We are both committed to making decisions based on the advice of science and experts – and this is what happens to us, our experts, our experts, our country, our planet.
Kirsten Hillman, Canadian Ambassador to the United States
“The United States does the same thing: it makes decisions based on its condition on Earth.”
Mr. Chacon, who agreed with Mr.To me Hillman said border talks between the two countries on “stellar” teamwork are ongoing and will continue.
“We are reviewing our travel restrictions and any decision to reopen the borders will be guided by our public health experts,” Chakan said from Ottawa, echoing the Biden administration’s position.
“We take it very seriously. But I think we’re in a good position and the trajectory is very promising.”
United States Department of Homeland Security officials cited the expansion of the Delta variant of COVID-19 as an explanation for their decision – including Mexico – and promised to keep communication routes open.

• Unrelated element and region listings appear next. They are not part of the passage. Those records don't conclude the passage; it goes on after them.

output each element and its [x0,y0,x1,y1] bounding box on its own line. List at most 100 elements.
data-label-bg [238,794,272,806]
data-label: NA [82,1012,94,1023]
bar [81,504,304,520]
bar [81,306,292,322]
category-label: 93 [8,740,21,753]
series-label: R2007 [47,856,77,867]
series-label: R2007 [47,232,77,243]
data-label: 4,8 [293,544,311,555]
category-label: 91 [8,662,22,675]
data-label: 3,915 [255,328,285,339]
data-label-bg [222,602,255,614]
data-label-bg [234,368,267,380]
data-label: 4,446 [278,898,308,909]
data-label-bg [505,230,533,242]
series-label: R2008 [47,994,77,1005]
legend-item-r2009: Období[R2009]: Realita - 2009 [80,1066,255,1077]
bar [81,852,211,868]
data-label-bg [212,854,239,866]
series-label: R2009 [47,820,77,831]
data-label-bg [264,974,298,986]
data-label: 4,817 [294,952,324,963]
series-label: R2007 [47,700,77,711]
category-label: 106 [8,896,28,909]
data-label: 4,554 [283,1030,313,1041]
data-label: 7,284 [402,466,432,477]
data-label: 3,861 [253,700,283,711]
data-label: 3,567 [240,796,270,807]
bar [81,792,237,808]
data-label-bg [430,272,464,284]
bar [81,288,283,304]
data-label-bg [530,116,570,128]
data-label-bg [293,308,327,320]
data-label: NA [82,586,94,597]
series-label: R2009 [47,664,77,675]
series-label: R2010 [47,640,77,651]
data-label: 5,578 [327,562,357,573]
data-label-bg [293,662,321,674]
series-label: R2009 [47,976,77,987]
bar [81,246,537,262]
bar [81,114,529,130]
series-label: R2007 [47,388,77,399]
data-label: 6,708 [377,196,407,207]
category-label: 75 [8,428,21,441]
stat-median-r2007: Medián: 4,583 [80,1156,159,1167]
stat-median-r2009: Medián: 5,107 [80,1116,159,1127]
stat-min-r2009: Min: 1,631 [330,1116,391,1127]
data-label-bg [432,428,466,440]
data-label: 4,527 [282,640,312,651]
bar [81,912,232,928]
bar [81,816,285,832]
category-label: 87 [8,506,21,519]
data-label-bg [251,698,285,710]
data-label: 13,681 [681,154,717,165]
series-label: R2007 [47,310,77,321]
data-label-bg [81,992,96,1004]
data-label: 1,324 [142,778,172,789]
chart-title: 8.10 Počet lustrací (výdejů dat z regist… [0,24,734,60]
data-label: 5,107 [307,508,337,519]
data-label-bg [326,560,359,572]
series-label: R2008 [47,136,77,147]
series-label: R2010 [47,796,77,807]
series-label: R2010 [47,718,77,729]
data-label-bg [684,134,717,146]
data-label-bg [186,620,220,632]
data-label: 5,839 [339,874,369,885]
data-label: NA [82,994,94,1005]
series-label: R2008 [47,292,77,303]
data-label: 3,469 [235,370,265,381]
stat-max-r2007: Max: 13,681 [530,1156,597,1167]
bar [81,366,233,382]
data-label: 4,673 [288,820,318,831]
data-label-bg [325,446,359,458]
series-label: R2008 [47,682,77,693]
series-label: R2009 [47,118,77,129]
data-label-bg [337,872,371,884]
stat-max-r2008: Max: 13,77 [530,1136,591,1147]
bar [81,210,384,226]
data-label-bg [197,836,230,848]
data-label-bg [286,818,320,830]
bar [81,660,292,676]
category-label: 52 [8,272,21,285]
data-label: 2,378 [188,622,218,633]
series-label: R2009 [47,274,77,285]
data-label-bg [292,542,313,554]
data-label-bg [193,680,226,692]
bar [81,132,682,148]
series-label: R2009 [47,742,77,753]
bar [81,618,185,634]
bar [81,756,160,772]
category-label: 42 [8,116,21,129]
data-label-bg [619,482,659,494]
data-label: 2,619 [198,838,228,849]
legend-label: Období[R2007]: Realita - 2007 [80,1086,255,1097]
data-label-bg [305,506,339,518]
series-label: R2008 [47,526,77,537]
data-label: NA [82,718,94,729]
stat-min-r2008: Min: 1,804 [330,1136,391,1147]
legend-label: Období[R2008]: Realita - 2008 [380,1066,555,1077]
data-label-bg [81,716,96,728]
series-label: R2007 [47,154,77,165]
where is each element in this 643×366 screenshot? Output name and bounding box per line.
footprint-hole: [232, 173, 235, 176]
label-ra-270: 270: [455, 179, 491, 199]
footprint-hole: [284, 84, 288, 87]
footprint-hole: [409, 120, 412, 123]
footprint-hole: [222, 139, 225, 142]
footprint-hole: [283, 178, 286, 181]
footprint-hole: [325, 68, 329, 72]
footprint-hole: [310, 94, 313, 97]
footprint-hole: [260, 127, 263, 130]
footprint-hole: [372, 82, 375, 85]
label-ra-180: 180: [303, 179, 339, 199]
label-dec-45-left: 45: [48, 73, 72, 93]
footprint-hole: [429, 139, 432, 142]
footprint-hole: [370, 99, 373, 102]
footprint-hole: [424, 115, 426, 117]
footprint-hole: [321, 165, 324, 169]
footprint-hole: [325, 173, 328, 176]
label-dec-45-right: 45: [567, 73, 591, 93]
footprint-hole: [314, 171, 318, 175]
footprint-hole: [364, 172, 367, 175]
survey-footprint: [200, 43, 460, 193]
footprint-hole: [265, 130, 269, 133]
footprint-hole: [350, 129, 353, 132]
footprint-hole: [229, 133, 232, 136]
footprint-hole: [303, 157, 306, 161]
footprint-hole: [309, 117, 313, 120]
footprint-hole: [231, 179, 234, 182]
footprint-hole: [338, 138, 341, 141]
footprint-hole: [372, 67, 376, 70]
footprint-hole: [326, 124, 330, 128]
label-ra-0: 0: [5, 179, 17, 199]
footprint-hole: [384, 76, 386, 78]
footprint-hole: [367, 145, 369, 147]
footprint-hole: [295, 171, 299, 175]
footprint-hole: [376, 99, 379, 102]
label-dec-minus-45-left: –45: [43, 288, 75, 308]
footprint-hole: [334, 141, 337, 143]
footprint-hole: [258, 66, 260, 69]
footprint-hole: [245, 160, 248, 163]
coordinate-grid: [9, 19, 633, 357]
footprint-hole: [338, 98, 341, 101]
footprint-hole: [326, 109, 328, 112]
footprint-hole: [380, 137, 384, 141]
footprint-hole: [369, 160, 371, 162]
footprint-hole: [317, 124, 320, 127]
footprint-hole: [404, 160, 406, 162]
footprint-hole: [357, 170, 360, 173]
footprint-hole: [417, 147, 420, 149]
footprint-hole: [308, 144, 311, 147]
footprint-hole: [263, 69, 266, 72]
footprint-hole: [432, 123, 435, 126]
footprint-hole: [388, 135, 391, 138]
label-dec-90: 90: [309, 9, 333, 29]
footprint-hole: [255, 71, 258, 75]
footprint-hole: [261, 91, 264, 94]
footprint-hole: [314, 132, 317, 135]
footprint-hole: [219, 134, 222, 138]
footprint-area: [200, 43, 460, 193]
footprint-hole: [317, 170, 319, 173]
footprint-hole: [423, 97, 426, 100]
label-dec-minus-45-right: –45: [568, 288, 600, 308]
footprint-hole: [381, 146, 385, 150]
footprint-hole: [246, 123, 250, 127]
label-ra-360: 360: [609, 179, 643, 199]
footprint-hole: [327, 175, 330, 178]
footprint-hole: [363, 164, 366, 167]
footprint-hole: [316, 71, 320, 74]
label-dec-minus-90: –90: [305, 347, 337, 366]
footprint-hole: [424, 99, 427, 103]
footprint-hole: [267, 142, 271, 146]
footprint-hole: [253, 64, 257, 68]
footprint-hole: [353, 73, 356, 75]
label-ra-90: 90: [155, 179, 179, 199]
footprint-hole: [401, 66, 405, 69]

The U.S. has been waiting for months for the opportunity to visit friends, family and vacation property in Canada, as well as members of Congress representing them. There is a clear difference for residents.
New York Republican Ellis Stephanic of the Republican Party denounced it earlier this week as “absolutely and undoubtedly unacceptable,” joining Chuck Schumer, the rising Senate majority leader, and a group of angry U.S. lawmakers who make up the entire main delegation to Congress.
Brian Higgins, a Democrat from New York who led the charge against sanctions, described himself as “angry” for calling himself an “incomprehensible” extension.
Border situation experts may be linked to a reluctance to reopen the US-Mexico border, a step forward that could lead to political repercussions if travel from Canada is sculpted due to the ongoing refugee crisis there.
There is also the additional factor of whether the United States, where only 57% of Americans are eligible to be vaccinated against COVID-19, proves that vaccines require admission.
The White House has already made it clear that it does not support the need for proof of vaccination to enter the United States, which is known for its serious commitment to personal freedom.
John Adams, a Florida resident who owns a vacation property on Vancouver Island, has in recent weeks funded a campaign of border TV and internet advertising against the two governments to persuade them to ease sanctions.
His latest campaign-style offensive statement accused President Joe Biden of “holding Canadian citizens hostage”, along with popular images of blindfolded prisoners in Iran during the crisis since 1980.